Even the vibration of "silence" varies from room to room. All sound files also have an inherent noise floor or a certain amount of system noise. It is nearly impossible to capture an absolutely silent signal. Thus, if you simply delete an artifact, there will be a small gap of perceptible dead space with low-level system noise in between the "silent" passages. (This gap is especially noticeable with headphones or a high-fidelity sound system.) To compensate for this effect, record about 20 to 30 seconds of room tone or low-level system noise and paste this over any artifacts. This process eliminates the dead-air syndrome. A sound file that starts with a room tone recording is shown in Figure 4-1.

Figure 4-1

Figure 4-1. A sound file with room tone in the beginning.
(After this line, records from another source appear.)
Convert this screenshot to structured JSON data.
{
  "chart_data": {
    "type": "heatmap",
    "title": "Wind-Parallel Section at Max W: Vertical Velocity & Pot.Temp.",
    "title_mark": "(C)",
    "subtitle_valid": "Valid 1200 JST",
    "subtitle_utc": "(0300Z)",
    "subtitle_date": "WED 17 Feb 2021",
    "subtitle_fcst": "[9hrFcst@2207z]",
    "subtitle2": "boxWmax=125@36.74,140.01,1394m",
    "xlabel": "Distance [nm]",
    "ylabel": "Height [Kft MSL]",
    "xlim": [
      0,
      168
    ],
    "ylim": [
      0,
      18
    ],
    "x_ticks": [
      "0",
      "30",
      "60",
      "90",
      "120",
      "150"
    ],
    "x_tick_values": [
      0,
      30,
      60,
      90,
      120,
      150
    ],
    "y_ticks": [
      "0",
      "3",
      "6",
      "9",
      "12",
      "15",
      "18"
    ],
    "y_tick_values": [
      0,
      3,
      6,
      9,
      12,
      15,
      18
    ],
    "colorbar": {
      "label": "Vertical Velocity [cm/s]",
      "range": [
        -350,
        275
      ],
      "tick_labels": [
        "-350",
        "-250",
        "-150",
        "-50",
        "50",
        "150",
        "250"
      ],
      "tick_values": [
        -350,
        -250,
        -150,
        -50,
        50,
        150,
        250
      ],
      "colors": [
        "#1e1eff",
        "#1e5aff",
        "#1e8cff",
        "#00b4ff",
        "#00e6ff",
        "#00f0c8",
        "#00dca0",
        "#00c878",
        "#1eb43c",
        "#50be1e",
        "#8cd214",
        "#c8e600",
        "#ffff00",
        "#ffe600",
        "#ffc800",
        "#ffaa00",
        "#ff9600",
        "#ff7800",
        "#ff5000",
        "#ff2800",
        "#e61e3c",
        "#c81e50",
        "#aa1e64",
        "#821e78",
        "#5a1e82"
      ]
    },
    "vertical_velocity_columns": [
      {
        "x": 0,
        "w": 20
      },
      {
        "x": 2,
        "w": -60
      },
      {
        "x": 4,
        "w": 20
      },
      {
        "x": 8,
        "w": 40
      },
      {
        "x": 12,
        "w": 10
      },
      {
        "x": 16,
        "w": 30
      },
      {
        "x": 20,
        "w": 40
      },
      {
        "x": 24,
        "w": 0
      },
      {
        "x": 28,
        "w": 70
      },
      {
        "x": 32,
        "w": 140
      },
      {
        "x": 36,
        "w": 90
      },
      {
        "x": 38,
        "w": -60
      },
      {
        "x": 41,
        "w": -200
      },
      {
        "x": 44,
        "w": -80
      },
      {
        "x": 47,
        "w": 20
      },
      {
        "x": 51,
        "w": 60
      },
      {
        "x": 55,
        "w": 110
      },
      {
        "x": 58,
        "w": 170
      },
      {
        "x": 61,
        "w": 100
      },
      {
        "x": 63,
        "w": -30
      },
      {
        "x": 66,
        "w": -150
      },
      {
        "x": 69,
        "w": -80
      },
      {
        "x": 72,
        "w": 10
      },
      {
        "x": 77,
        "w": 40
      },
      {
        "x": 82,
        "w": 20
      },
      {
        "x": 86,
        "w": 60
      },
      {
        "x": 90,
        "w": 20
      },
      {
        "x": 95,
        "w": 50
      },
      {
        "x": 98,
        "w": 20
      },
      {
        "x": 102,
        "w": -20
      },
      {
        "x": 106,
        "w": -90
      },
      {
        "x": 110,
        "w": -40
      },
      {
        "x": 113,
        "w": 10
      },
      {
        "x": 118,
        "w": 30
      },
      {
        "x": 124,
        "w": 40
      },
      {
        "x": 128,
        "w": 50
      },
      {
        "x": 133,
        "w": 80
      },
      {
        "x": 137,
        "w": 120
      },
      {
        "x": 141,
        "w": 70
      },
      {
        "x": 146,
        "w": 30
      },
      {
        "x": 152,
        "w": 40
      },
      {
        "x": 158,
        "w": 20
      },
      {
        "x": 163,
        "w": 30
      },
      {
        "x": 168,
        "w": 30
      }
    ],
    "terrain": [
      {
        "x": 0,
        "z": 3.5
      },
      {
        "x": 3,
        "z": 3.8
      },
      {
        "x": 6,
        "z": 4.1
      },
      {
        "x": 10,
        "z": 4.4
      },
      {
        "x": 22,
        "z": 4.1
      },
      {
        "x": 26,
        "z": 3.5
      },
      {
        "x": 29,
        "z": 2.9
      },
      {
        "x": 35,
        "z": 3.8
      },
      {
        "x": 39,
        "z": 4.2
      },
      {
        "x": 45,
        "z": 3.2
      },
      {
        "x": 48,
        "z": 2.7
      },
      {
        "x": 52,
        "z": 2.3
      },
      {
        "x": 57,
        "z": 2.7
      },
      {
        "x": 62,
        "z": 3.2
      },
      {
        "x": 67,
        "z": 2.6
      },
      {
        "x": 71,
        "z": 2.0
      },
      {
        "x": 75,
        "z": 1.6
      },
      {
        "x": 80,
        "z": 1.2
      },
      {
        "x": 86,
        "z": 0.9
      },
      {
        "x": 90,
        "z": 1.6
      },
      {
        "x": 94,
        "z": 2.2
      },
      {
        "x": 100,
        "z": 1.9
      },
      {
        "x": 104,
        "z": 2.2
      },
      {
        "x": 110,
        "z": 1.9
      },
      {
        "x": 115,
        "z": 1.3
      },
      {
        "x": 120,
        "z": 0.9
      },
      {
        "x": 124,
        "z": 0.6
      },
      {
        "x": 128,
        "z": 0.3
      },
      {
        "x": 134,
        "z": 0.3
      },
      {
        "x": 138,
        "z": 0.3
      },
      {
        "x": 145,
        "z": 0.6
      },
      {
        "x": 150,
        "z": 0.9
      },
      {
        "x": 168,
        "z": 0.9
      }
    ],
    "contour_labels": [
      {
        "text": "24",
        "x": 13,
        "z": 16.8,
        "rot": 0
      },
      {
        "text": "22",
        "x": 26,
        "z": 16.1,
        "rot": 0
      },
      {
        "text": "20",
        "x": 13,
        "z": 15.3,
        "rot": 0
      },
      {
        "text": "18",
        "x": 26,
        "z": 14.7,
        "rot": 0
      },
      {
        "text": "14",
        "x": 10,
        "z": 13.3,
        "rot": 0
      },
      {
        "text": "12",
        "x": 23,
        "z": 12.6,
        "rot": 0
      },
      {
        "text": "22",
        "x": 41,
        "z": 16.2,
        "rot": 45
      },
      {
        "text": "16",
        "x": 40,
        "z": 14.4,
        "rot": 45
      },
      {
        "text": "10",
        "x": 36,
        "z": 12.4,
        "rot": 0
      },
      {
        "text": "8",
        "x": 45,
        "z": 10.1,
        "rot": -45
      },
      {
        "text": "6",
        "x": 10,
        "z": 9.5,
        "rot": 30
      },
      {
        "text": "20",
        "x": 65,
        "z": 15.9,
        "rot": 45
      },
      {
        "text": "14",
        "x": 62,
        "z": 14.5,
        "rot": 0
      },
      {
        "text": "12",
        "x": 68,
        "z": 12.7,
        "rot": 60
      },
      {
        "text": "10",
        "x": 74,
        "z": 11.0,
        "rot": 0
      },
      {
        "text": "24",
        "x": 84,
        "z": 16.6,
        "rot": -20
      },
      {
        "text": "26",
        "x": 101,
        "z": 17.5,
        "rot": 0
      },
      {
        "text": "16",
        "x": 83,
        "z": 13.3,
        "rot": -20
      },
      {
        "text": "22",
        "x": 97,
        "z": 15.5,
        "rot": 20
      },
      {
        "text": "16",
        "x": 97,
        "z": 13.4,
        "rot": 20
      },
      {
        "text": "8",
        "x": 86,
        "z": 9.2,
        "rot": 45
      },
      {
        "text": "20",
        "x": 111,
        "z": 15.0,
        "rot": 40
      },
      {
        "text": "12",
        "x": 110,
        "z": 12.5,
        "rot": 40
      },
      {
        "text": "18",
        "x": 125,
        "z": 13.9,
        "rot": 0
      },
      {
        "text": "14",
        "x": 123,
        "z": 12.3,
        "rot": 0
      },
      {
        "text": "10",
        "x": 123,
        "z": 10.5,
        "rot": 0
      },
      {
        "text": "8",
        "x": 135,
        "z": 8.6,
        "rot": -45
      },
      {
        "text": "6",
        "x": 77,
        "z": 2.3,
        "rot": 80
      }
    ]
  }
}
Use this room tone to cover up any gaps that may appear in the editing process.

4.1.3. Removing embedded artifacts

The final and most difficult step at this stage is to remove unwanted artifacts embedded within passages of music or voice-over phrases. Such artifacts must be carefully removed or reduced in volume without affecting the desired sound. In some cases, if the unwanted artifact occupies only a few milliseconds of time, you can simply delete that portion without detecting any major difference in the playback of the sound file. In most cases, however, you will have to settle for reducing the amplitude or volume of the spike or unwanted region to avoid a perceptible gap or glitch.

For longer playing artifacts, here are a few other techniques.

Beware of degradation

Removing embedded artifacts requires a delicate trade-off between allowing for some form of file degradation to fix the error and keeping the original, louder, more noticeable glitch. Regardless, be aware that the process of using volume and EQ to remove unwanted noises overlaying a mix of other sounds causes some form of degradation to your sound file.